|
|
|
|
|
|
by gary_bernhardt
4323 days ago
|
|
|
Mutation isn't necessary to demonstrate the problem. Consider three libraries: first, there's a basic, widely-used datetime library. There's also a timezone library depending on datetime 1.0 and a dateformat library depending on datetime 2.0. # Get the current time in the PST time zone (returns a 1.0 object)
now = timezone.now_in_zone("PST")
# Format the date for display (accepts a 1.0 object but depends on 2.0)
formatted = dateformat.format(now)
Now the problem: imagine that datetime 2.0 switched from one-indexed months (1 is January) to zero-indexed months (1 is February). The timezone library depends on datetime 1.0, so it used "1" to indicate January, giving me a datetime value with month=1. The dateformat library depends on datetime 2.0, so it incorrectly interprets that month=1 as February.

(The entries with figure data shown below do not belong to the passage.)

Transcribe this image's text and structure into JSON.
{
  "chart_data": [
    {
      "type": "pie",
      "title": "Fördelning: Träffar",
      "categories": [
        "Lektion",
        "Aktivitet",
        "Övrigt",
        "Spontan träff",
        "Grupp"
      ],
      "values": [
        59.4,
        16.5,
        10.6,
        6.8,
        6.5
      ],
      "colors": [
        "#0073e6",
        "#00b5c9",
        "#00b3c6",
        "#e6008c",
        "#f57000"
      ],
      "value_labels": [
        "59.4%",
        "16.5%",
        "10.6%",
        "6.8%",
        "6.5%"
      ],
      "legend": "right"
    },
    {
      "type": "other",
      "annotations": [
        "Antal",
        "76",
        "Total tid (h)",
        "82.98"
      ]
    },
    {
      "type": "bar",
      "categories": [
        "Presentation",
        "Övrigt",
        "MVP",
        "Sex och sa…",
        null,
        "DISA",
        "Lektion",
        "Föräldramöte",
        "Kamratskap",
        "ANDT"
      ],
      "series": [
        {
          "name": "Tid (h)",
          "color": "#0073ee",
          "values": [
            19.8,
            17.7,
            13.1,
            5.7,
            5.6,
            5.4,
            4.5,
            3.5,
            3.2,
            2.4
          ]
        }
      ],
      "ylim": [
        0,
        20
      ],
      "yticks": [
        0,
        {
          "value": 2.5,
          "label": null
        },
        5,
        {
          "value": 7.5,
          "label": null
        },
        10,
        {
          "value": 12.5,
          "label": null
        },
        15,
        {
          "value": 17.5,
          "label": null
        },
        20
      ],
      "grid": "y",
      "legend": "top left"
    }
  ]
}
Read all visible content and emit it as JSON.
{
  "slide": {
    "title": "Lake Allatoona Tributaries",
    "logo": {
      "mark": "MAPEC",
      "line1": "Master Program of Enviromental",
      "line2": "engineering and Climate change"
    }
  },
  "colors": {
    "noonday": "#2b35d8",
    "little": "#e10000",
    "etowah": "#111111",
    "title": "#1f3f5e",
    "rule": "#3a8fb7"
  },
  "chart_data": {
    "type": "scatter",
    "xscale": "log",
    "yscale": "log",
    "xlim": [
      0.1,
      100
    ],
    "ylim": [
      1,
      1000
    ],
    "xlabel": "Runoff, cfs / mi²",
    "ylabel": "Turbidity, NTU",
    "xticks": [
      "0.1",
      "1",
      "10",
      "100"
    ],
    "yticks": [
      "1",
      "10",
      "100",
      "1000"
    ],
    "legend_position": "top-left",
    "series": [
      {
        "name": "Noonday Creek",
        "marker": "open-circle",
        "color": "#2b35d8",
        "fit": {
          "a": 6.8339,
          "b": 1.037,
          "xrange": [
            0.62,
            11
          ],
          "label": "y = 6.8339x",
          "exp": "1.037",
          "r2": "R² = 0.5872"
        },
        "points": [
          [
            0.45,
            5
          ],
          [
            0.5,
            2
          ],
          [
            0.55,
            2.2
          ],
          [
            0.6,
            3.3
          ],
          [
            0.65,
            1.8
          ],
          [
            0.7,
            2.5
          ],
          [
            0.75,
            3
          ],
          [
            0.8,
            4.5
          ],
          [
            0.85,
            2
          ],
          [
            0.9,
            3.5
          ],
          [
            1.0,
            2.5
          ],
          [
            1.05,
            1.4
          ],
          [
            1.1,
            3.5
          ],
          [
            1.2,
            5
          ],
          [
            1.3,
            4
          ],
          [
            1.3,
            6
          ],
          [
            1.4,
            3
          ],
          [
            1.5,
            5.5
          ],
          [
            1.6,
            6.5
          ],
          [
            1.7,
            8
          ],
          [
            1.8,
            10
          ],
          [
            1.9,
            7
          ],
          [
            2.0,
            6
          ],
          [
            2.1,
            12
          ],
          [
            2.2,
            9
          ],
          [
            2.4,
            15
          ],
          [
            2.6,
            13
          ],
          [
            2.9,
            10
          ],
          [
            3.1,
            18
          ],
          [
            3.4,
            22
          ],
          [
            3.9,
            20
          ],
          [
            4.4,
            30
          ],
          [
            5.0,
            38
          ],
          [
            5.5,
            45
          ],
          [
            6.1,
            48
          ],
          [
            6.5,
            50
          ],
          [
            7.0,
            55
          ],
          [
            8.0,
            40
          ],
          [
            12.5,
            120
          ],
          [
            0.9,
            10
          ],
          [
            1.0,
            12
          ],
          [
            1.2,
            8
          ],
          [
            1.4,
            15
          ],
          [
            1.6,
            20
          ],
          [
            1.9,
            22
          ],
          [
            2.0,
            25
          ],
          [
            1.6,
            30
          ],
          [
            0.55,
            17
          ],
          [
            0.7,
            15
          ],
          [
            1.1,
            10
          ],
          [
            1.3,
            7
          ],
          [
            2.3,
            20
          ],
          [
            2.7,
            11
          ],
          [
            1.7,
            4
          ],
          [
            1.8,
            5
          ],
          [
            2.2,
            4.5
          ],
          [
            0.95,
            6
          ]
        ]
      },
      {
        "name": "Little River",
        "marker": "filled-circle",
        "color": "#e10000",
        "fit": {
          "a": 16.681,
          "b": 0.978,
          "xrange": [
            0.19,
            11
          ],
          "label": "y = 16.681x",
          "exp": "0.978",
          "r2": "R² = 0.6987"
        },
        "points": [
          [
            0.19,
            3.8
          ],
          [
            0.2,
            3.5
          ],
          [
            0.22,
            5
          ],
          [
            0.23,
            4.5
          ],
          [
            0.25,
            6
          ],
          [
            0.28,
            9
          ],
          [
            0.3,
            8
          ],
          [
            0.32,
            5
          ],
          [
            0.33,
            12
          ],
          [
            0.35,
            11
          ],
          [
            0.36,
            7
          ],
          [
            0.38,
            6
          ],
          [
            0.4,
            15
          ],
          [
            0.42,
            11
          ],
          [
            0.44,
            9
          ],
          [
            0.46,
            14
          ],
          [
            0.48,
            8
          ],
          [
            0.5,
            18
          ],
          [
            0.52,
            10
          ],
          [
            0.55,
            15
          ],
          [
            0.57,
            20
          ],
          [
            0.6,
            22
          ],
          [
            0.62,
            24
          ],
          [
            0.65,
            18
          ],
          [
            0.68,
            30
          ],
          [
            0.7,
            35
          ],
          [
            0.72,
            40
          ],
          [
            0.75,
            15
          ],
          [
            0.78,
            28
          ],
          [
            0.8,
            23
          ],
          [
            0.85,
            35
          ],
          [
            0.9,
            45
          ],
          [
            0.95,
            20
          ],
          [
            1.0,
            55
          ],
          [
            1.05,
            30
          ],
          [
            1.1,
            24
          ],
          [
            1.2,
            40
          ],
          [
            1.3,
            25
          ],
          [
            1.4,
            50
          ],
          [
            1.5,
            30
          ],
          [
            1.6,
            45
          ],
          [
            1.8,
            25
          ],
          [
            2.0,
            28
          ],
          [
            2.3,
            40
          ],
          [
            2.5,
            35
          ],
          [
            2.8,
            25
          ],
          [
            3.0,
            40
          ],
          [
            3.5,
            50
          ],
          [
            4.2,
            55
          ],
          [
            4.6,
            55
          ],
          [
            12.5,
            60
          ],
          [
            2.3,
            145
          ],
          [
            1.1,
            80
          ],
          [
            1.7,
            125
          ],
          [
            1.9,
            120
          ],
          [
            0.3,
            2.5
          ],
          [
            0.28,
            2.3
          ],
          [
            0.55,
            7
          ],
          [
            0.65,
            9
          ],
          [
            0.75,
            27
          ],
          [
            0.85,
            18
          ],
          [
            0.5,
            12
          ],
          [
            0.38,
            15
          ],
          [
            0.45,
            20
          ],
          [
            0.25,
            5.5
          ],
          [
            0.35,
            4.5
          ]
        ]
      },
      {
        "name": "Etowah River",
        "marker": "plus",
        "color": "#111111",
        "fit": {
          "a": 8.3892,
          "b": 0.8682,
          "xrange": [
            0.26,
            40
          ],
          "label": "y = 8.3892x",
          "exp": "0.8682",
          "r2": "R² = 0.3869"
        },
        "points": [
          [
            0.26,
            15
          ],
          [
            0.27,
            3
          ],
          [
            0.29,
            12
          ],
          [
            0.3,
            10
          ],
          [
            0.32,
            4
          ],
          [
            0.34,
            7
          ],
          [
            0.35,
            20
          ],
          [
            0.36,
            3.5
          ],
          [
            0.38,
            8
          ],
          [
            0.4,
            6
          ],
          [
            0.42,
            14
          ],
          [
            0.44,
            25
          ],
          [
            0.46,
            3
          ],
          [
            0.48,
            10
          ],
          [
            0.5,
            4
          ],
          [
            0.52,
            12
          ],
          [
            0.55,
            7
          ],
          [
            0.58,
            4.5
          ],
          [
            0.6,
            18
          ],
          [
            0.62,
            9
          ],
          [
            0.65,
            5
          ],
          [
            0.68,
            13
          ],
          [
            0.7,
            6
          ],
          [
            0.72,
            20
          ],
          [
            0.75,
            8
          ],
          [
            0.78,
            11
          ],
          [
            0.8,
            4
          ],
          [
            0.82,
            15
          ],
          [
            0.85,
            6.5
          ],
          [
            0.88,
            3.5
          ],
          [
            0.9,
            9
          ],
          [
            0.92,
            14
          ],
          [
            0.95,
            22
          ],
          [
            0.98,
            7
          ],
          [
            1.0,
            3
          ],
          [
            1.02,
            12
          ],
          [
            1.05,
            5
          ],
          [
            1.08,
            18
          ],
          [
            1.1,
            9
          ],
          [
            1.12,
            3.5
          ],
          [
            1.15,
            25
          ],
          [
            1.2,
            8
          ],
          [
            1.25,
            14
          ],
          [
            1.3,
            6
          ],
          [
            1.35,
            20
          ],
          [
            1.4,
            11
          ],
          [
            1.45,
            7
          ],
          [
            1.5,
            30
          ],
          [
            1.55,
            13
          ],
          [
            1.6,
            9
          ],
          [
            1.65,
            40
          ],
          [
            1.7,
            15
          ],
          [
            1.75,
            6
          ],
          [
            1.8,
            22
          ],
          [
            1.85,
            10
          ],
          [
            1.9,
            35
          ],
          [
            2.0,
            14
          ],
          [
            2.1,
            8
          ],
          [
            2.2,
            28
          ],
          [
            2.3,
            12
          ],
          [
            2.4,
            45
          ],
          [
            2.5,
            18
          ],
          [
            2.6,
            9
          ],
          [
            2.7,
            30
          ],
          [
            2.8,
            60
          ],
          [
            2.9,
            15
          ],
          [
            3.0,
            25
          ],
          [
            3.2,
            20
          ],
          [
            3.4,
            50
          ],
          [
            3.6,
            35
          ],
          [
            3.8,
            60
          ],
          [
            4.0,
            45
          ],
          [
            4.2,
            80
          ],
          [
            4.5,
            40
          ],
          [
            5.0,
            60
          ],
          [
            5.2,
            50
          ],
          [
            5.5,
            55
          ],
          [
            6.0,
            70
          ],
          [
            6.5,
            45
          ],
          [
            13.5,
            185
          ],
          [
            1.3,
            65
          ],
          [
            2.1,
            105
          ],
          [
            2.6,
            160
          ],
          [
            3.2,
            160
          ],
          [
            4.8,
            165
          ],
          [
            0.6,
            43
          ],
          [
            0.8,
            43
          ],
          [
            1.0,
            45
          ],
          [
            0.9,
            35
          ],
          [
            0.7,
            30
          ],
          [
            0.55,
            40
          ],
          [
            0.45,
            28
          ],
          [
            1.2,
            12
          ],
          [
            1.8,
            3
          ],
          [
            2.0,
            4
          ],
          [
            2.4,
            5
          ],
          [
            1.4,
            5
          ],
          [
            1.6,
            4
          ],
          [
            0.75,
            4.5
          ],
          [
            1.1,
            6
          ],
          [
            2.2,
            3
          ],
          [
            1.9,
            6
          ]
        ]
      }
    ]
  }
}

All of my January dates will now be incorrectly formatted as February.(Switching month representation is a rather drastic example, but it's also clear. Substitute a more subtle data format change if you'd like.) There's no mutation here, and the dependency graph is trivial. I just received a datetime from one library and passed it to another library. It's possible that I'm missing something, but I've been asking Node users about this for a couple years and I usually get blank stares. I also have no horse in this particular race. Vendoring seems like a great idea to me, but I fear the uncertainty of this version mismatch situation. |
|
|
This case actually has nothing to do with nested dependencies. Your time zone lib is returning a datum with one type, which you're passing to a formatting lib that expects a datum with another type. This can happen if your libs have dependencies that are totally different libraries instead of the same library with different versions. It can also happen if your libs have no dependencies at all. This is not an issue of dependencies but of you not understanding your libs' APIs.